On June 14, the National Intellectual Property Rights Coordination Center (IPR Center) launched a new initiative called "Operation Chain Reaction," which targets counterfeit software and other items entering the supply chains of the Department of Defense (DOD) and other government agencies.
The IPR Center is a government task force focused on intellectual property theft. Nine of the 18 IPR Center members are participating in the initiative, including the Customs and Border Protection, the Immigration and Customs Enforcement (ICE) Homeland Security Investigations, the Federal Bureau of Investigation, the Naval Criminal Investigative Service, the Defense Criminal Investigative Service (DCIS), the U.S. Army Criminal Investigative Command, the General Services Administration, the Defense Logistics Agency and the U.S. Air Force Office of Special Investigations.
"Counterfeit and pirated goods present a triple threat to America," said ICE Director John Morton. "They rob Americans of jobs and their innovative ideas; fuel organized crime; and create a serious public safety risk."
In March, a Government Accountability Office (GAO) report found that suppliers who knowingly misrepresent the identity or makeup of parts could "seriously disrupt the Department of Defense supply chain, delay missions and affect the integrity of weapons systems." The GAO report revealed that the Army has purchased counterfeit seatbelt claps and the Navy has acquired counterfeit computer routers.
"Protecting America's warfighters by countering the introduction of counterfeit, non-conforming and substandard materials into the Department of Defense's procurement system has historically been - and will continue to be - one of the [DCIS's] highest priorities," said DOD's Office of Inspector General James B. Burch. "Although investigations of this nature have always comprised a significant portion of DCIS's case inventory, Operation Chain Reaction will afford DCIS and our law enforcement partners an unprecedented opportunity to collectively address this serious problem."
James Ives of DCIS said the office is currently investigating 45 possible instances of counterfeit goods.

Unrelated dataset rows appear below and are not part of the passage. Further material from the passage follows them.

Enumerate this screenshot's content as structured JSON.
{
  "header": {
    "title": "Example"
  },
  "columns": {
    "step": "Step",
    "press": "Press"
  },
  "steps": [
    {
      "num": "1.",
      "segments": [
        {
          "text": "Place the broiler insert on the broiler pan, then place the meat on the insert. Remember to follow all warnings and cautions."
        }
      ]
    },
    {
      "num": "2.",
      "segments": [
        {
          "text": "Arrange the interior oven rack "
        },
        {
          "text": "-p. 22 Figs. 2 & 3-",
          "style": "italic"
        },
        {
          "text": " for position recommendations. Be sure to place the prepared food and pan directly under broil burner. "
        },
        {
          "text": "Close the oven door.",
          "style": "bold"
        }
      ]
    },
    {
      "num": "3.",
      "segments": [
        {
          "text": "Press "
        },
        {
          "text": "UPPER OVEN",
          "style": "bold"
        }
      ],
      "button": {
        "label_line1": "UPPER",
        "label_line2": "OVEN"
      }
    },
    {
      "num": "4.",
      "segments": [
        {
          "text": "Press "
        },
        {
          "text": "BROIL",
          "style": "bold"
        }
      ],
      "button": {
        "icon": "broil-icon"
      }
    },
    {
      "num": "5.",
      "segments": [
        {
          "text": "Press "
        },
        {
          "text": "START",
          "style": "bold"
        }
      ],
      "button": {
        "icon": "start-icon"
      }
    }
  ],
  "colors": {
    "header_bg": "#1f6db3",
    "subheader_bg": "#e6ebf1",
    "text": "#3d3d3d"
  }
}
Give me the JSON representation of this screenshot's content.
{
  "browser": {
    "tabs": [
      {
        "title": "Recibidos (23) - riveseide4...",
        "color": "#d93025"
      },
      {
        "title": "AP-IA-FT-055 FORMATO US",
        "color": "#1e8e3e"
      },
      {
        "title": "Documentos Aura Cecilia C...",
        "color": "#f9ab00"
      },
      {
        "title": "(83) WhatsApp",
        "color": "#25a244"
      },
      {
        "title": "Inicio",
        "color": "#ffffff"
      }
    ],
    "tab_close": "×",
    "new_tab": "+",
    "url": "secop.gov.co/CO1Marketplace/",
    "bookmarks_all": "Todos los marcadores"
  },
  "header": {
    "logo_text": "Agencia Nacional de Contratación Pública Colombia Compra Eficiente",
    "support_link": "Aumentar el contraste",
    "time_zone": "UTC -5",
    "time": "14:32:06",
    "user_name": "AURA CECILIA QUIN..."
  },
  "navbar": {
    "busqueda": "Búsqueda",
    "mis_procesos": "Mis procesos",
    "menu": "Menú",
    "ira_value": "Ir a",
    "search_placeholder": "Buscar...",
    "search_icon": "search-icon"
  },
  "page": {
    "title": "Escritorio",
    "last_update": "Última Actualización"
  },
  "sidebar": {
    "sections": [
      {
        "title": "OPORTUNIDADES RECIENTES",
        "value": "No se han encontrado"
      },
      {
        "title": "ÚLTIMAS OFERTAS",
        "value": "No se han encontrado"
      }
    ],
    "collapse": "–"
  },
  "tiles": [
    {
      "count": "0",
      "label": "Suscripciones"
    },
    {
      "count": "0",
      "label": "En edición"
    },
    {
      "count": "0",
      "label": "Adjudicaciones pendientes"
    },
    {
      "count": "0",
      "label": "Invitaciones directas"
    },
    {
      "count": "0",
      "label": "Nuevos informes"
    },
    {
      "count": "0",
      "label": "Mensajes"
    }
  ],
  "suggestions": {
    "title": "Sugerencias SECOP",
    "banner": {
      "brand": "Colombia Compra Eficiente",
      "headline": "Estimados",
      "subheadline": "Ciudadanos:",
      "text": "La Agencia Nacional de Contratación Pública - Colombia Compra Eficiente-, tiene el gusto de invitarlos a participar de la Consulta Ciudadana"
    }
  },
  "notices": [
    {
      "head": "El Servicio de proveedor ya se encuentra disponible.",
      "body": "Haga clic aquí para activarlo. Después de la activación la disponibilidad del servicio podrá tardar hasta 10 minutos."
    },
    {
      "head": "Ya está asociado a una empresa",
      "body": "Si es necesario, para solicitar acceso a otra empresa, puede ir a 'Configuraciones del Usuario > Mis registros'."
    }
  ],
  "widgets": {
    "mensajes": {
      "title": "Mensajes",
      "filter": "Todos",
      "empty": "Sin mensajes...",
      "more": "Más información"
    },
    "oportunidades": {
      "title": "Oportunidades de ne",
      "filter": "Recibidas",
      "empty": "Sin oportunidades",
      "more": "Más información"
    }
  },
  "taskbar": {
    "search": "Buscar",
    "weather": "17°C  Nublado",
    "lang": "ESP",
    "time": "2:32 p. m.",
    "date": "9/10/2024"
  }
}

He also said the office is investigating over 200 allegations of substandard or non-conforming parts that do not meet military specifications, which may also involve counterfeit parts.
The Senate Armed Services Committee began an investigation into counterfeit parts in March, which includes microprocessors that were purchased by the Air Force for flight control computers in Boeing's F-15 fighter jets and microcircuits purchased by the U.S. Missile Defense Agency. Lawmakers have sent letters to China requesting visas to investigate the source of the counterfeit electronics being supplied to the U.S. However, Chinese officials have asked the investigators to postpone the trip.